Question: What do we learn from a study that shows a technique or technology likely has affected an educational outcome?
Answer: Not nearly enough.
Despite widespread criticism, the field of education research continues to emphasize statistical significance—rejecting the conclusion that chance is a plausible explanation for an observed effect—while largely neglecting questions of precision and practical importance. Sure, a study may show that an intervention likely has an effect on learning, but so what? Even researchers’ recent efforts to estimate the size of an effect don’t answer key questions. What is the real-world impact on learners? How precisely is the effect estimated? Is the effect credible and reliable?
Yet it's the practical significance of research findings that educators, administrators, parents and students really care about when it comes to evaluating educational interventions. This has led to what Russ Whitehurst has called a “mismatch between what education decision makers want from the education research and what the education research community is providing.”
Unfortunately, education researchers are not expected to interpret the practical significance of their findings or acknowledge the often embarrassingly large degree of uncertainty associated with their observations. So, education research literature is filled with results that are almost always statistically significant but rarely informative.
Early evidence suggests that many edtech companies are following the same path. But we believe that they have the opportunity to change course and adopt more meaningful ways of interpreting and communicating research that will provide education decision makers with the information they need to help learners succeed.
Admitting What You Don’t Know
For educational research to be more meaningful, researchers will have to acknowledge its limits. Although published research often projects a sense of objectivity and certainty about study findings, accepting subjectivity and uncertainty is a critical element of the scientific process.

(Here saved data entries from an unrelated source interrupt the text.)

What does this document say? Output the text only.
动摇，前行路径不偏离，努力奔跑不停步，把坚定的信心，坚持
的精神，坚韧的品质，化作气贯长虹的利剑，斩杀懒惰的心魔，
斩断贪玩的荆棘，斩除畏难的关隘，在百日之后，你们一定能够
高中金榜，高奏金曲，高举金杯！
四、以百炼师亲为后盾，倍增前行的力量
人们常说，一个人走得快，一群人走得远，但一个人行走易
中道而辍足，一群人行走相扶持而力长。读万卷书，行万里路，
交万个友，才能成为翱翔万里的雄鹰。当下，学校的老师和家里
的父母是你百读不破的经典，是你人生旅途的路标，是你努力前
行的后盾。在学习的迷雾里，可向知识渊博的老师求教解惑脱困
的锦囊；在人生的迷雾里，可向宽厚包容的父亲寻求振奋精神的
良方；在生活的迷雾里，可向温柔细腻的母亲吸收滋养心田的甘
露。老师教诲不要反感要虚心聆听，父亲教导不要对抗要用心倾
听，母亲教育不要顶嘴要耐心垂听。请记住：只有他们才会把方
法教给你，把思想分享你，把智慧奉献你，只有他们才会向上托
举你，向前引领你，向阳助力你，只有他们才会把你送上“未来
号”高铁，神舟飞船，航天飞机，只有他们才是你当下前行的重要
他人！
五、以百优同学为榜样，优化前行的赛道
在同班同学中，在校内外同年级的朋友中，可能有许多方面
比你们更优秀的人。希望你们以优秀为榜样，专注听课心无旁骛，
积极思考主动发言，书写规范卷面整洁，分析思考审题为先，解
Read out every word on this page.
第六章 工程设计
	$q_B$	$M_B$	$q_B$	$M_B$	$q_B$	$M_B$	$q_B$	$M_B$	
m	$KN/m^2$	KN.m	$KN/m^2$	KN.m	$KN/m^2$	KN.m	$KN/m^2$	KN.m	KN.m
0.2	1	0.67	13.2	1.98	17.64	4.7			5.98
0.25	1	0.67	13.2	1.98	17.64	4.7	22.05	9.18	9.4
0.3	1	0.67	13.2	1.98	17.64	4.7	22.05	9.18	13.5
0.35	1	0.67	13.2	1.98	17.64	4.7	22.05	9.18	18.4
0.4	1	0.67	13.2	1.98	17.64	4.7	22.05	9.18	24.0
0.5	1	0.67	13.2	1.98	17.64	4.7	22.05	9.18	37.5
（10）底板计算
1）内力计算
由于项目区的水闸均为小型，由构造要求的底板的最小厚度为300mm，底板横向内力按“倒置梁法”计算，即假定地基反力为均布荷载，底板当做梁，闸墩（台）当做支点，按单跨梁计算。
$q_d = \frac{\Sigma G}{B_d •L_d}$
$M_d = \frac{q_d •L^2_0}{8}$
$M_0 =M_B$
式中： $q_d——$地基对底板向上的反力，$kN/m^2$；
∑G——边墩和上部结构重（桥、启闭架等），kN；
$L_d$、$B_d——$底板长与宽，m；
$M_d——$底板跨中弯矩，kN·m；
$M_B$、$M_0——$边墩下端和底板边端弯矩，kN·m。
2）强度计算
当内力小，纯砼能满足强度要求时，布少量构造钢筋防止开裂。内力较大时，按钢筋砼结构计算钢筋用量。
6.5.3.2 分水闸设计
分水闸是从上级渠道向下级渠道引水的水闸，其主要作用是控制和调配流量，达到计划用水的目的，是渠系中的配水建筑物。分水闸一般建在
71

On the positive side, some researchers have begun to report what is known as standardized effect sizes, a calculation that helps compare outcomes in different groups on a common scale. But researchers rarely interpret the meaning of these figures. And the figures can be confusing. A ‘large’ effect actually may be quite small when compared to available alternatives or when factoring in the length of treatment, and a ‘small’ effect may be highly impactful because it is simple to implement or cumulative in nature.
Confused? Imagine the plight of a teacher trying to decide what products to use, based on evidence—an issue of increased importance since the Every Student Succeeds Act (ESSA) promotes the use of federal funds for certain programs, based upon evidence of effectiveness. The newly-launched Evidence for ESSA admirably tries to help support that process, complementing the What Works Clearinghouse and pointing to programs that have been deemed “effective.” But when that teacher starts comparing products, say Math in Focus (effect size: +0.18) and Pirate Math (effect size: +0.37), the best choice isn’t readily apparent.

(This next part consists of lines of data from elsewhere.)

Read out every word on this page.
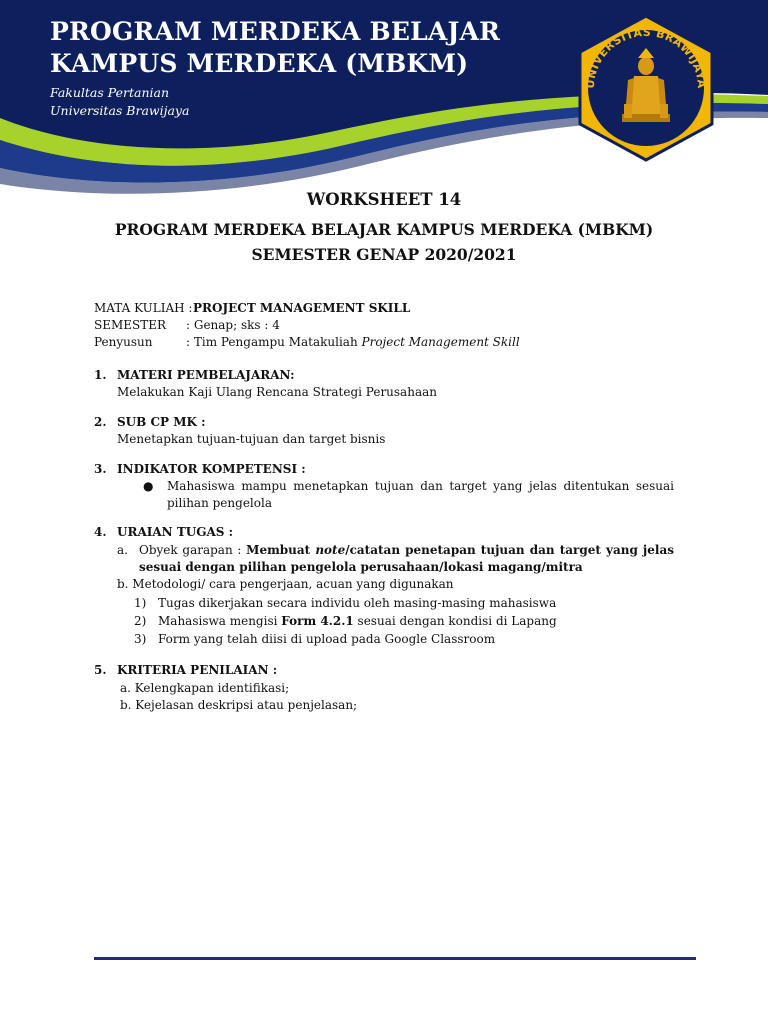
PROGRAM MERDEKA BELAJAR KAMPUS MERDEKA (MBKM)
Fakultas Pertanian
Universitas Brawijaya
UNIVERSITAS BRAWIJAYA
WORKSHEET 14
PROGRAM MERDEKA BELAJAR KAMPUS MERDEKA (MBKM)
SEMESTER GENAP 2020/2021
MATA KULIAH : PROJECT MANAGEMENT SKILL
SEMESTER : Genap; sks : 4
Penyusun	: Tim Pengampu Matakuliah Project Management Skill
1. MATERI PEMBELAJARAN:
Melakukan Kaji Ulang Rencana Strategi Perusahaan
2. SUB CP MK :
Menetapkan tujuan-tujuan dan target bisnis
3. INDIKATOR KOMPETENSI :
● Mahasiswa mampu menetapkan tujuan dan target yang jelas ditentukan sesuai
pilihan pengelola
4. URAIAN TUGAS :
a. Obyek garapan : Membuat note/catatan penetapan tujuan dan target yang jelas
sesuai dengan pilihan pengelola perusahaan/lokasi magang/mitra
b. Metodologi/ cara pengerjaan, acuan yang digunakan
1) Tugas dikerjakan secara individu oleh masing-masing mahasiswa
2) Mahasiswa mengisi Form 4.2.1 sesuai dengan kondisi di Lapang
3) Form yang telah diisi di upload pada Google Classroom
5. KRITERIA PENILAIAN :
a. Kelengkapan identifikasi;
b. Kejelasan deskripsi atau penjelasan;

It’s also important to note that every intervention’s observed “effect” is associated with a quantifiable degree of uncertainty. By glossing over this fact, researchers risk promoting a false sense of precision and making it harder to craft useful data-driven solutions. While acknowledging uncertainty is likely to temper excitement about many research findings, in the end it will support more honest evaluations of an intervention’s likely effectiveness.
Communicate Better, Not Just More
In addition to faithfully describing the practical significance and uncertainty around a finding, there also is a need to clearly communicate information regarding research quality, in ways that are accessible to non-specialists. There has been a notable unwillingness in the broader educational research community to tackle the challenge of discriminating between high quality research and quackery for educators and other non-specialists. As such, there is a long overdue need for educational researchers to be forthcoming about the quality and reliability of interventions in ways that educational practitioners can understand and trust.

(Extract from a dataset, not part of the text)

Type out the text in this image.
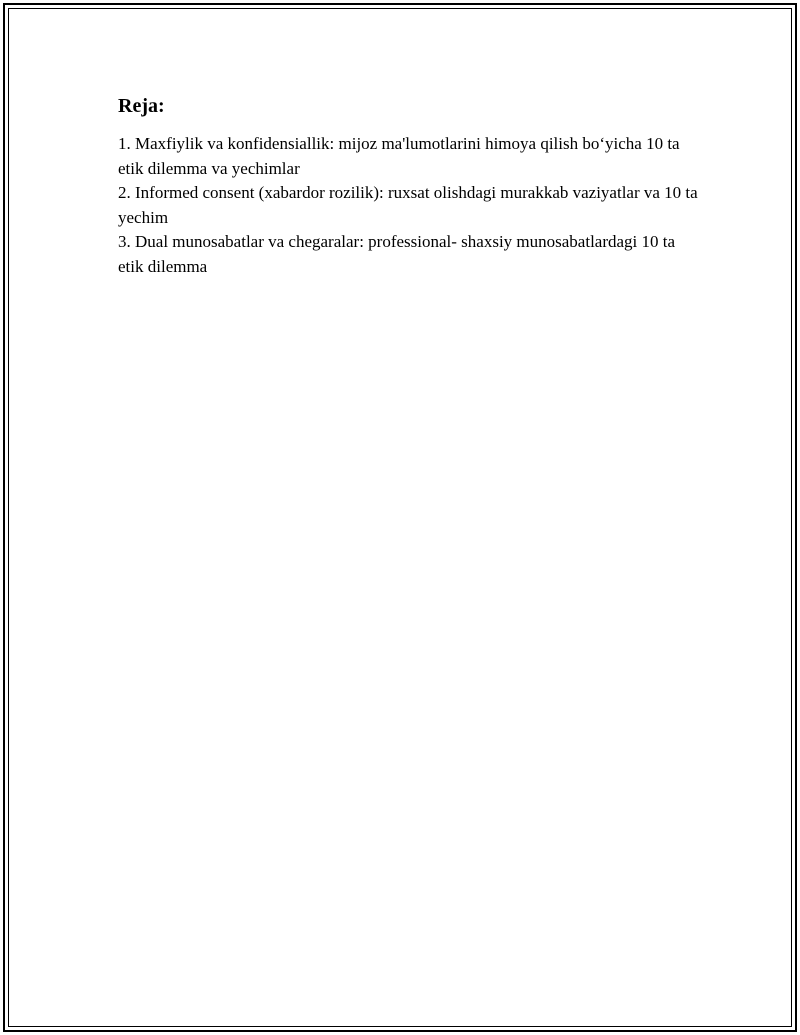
Reja:
1. Maxfiylik va konfidensiallik: mijoz ma'lumotlarini himoya qilish bo‘yicha 10 ta etik dilemma va yechimlar
2. Informed consent (xabardor rozilik): ruxsat olishdagi murakkab vaziyatlar va 10 ta yechim
3. Dual munosabatlar va chegaralar: professional- shaxsiy munosabatlardagi 10 ta etik dilemma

Trust is the key. Whatever issues might surround the reporting of research results, educators are suspicious of people who have never been in the classroom. If a result or debunked academic fad (e.g. learning styles) doesn’t match their experience, they will be tempted to dismiss it. As education research becomes more rigorous, relevant, and understandable, we hope that trust will grow. Even simply categorizing research as either "replicated" or "unchallenged" would be a powerful initial filtering technique given the paucity of replication research in education. The alternative is to leave educators and policy-makers intellectually adrift, susceptible to whatever educational fad is popular at the moment.
At the same time, we have to improve our understanding of how consumers of education research understand research claims. For instance, surveys reveal that even academic researchers commonly misinterpret the meaning of common concepts like statistical significance and confidence intervals. As a result, there is a pressing need to understand how those involved in education interpret (rightly or wrongly) common statistical ideas and decipher research claims.
A Blueprint For Change
So, how can the education technology community help address these issues?
Despite the money and time spent conducting efficacy studies on their products, surveys reveal that research often plays a minor role in edtech consumer purchasing decisions. The opaqueness and perceived irrelevance of edtech research studies, which mirror the reporting conventions typically found in academia, no doubt contribute to this unfortunate fact. Educators and administrators rarely possess the research and statistical literacy to interpret the meaning and implications of research focused on claims of statistical significance and measuring indirect proxies for learning. This might help explain why even well-meaning educators fall victim to “learning myths.”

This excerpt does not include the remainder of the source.